Cooling systems move costs rather than erasing them
Evaporative cooling is common because water can carry heat away efficiently. Dry cooling can sharply reduce on-site water consumption, but it may use more electricity or lose performance during high temperatures. More power demand can shift part of the water burden upstream to electricity generation.
The US Department of Energy’s cooling-water guidance defines water usage effectiveness as annual site water use divided by the energy consumed by IT equipment, measured in liters per kilowatt-hour. That is useful for comparing facility cooling, but it does not by itself capture water consumed in producing electricity.
Energy choices create another trade-off. Wind and solar photovoltaic generation generally require little operational water. Thermal power plants often use water for cooling, while hydropower and bioenergy can carry substantial water or land footprints depending on how boundaries are drawn. The UN University report’s broader point is that low-carbon power is not automatically low-water or low-land.
What the headline numbers can and cannot tell us
The projection does not make data centers the dominant source of new electricity demand worldwide. The IEA estimates that they contribute less than 10 percent of global electricity-demand growth through 2030. The difficulty is that data centers are geographically concentrated and can be built in two or three years, faster than many grids, power plants and water systems can expand.
Nor is 945 TWh inevitable. Better chips, more efficient software, slower construction, grid delays or changes in demand could push the total down. Rapid adoption, larger models and rebound effects could push it up. A projection is useful precisely because it allows planners to test what infrastructure would be required under stated assumptions.

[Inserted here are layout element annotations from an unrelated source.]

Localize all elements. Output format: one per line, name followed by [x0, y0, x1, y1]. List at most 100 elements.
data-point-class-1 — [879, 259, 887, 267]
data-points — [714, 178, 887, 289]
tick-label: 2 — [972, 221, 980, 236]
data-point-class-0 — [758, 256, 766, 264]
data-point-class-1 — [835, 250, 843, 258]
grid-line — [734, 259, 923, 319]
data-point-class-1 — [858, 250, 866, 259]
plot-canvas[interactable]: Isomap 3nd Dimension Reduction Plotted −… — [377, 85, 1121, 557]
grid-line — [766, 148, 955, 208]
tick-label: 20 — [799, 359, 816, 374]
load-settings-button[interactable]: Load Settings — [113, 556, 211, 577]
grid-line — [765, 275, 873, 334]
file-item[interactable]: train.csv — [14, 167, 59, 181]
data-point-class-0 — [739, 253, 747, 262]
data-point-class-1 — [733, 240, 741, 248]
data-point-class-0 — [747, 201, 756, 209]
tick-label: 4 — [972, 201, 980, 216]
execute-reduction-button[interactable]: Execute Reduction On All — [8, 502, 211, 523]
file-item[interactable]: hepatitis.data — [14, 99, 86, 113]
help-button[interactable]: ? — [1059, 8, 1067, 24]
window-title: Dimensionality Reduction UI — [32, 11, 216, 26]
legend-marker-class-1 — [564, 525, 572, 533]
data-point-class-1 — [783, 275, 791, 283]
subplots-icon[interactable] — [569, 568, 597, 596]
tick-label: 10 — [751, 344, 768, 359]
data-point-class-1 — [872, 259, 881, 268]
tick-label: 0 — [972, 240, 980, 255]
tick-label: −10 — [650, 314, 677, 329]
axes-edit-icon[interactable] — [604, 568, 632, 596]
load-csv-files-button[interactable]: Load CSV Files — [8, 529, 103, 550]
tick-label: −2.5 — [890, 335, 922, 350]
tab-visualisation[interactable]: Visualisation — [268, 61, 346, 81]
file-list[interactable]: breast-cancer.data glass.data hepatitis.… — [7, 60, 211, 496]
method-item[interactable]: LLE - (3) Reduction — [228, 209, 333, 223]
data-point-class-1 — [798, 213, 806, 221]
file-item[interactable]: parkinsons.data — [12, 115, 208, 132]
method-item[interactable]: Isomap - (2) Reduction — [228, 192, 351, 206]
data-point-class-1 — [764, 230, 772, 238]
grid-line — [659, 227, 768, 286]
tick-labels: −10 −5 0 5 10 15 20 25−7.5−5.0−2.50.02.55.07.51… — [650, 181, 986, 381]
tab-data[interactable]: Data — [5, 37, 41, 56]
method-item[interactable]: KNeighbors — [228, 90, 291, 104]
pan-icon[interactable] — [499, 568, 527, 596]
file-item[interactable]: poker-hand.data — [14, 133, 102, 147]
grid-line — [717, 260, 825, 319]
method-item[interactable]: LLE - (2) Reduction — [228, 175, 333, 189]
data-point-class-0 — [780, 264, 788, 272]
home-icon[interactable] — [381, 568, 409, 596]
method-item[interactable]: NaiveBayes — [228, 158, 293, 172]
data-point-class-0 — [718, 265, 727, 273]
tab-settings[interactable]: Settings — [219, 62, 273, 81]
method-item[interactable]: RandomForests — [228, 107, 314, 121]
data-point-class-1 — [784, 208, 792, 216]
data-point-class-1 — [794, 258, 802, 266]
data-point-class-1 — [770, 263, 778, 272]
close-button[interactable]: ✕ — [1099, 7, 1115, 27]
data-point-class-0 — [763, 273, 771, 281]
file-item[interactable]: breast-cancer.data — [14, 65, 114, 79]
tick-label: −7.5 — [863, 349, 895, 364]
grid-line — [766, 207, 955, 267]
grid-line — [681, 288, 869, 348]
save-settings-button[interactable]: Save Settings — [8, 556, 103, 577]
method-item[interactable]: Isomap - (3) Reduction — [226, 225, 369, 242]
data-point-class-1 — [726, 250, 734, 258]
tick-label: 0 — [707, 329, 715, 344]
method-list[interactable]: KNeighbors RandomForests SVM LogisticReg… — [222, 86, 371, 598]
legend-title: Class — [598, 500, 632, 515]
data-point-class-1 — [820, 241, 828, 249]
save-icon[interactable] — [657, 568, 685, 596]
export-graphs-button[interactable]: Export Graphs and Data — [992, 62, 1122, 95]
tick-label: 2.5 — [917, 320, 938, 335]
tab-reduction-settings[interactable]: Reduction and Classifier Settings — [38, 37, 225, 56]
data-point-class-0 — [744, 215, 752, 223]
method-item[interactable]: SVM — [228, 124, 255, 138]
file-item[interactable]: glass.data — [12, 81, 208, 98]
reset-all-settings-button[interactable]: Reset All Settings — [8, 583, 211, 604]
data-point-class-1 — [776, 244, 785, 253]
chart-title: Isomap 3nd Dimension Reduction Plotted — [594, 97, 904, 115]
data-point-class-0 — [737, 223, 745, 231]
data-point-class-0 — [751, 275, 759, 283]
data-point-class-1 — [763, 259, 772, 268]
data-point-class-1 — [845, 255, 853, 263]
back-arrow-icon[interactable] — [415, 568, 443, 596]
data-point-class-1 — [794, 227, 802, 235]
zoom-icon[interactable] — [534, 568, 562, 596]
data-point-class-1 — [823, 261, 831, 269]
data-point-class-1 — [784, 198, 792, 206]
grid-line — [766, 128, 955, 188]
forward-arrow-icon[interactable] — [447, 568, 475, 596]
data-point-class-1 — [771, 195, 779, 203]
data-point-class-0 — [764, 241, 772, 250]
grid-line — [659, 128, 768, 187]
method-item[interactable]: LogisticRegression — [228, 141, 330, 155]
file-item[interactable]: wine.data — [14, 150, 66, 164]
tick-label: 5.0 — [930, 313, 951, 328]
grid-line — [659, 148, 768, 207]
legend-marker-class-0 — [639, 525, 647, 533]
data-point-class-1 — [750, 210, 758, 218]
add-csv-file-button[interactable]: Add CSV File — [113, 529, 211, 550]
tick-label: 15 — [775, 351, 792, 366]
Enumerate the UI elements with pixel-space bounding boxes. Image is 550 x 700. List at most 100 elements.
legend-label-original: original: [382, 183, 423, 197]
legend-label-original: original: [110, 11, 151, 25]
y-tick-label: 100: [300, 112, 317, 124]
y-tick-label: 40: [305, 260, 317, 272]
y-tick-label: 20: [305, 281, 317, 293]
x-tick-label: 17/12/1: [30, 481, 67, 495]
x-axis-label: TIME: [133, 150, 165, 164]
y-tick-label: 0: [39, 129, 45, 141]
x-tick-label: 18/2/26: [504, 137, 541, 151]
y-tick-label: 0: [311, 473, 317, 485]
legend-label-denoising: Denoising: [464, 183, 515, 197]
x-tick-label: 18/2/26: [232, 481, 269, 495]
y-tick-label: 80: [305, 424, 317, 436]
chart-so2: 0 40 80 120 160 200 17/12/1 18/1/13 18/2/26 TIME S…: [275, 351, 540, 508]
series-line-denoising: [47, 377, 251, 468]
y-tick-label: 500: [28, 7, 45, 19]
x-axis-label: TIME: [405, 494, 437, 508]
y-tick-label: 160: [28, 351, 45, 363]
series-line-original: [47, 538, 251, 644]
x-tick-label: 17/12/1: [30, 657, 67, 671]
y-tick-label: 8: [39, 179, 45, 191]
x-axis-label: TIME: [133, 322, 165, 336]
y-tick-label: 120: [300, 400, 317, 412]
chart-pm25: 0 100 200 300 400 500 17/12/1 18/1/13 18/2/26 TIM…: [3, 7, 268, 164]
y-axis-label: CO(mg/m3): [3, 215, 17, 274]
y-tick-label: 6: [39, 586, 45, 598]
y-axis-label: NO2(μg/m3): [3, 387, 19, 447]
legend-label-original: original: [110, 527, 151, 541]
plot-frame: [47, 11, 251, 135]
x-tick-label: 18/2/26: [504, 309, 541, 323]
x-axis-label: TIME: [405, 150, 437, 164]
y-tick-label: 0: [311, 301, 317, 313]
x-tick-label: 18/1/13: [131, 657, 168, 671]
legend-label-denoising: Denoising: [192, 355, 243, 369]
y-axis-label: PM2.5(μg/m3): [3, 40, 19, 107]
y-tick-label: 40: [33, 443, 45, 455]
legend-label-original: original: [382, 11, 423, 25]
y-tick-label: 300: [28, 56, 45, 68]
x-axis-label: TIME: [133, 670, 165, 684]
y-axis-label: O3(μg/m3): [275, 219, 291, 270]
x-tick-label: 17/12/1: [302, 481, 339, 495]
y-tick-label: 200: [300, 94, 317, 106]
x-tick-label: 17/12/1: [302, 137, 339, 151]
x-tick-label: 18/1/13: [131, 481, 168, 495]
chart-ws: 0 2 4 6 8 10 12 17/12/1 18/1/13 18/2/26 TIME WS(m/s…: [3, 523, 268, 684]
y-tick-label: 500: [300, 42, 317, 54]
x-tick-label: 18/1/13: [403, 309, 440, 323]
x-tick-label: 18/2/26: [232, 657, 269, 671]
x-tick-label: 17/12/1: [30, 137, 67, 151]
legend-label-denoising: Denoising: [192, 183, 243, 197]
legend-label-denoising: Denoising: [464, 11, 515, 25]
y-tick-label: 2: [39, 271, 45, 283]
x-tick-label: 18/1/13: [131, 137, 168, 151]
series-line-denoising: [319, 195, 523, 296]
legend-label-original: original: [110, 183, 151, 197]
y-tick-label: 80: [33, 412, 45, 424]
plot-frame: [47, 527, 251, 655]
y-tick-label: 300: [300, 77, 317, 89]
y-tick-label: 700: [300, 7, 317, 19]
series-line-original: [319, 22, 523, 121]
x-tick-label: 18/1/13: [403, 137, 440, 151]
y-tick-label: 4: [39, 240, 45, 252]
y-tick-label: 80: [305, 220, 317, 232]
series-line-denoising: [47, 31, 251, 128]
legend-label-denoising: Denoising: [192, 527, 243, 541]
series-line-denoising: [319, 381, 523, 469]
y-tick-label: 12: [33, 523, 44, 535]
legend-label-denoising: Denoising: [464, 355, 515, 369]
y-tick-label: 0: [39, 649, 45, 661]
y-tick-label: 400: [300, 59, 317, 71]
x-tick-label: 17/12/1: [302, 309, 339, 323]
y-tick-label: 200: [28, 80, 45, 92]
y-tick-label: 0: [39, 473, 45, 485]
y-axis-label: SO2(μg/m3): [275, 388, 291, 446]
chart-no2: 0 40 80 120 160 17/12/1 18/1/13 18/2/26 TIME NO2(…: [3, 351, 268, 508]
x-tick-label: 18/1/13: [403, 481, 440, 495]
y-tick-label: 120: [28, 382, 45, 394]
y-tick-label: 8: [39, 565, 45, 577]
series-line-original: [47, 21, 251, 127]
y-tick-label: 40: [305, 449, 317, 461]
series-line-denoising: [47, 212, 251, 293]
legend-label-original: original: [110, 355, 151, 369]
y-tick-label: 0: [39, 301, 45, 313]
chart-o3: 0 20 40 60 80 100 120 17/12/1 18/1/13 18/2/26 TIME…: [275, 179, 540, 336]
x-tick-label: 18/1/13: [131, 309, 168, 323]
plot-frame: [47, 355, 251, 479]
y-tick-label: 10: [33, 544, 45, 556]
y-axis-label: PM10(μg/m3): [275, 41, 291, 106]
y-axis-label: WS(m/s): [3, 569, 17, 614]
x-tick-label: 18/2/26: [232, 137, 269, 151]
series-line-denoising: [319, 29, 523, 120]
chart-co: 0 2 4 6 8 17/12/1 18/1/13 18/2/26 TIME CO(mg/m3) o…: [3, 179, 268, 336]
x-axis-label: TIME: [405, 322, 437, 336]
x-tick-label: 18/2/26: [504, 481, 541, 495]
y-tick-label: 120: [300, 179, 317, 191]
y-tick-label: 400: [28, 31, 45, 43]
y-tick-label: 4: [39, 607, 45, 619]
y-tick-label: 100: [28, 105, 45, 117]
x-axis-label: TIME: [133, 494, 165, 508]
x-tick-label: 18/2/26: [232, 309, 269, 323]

The strongest conclusion is about measurement. Regulators need direct withdrawals, direct consumption, water source, seasonal demand and the electricity-related footprint reported separately. Operators should state whether water is potable, reclaimed or returned, and which parts of the supply chain sit inside the boundary of a published number.
The comparison with 1.3 billion people is memorable. The more useful question is where each liter is consumed, what kind of water it is and what else depends on the same source. Those details will decide whether the data-center buildout becomes a manageable engineering demand or a concentrated burden on communities sharing the same grids and watersheds.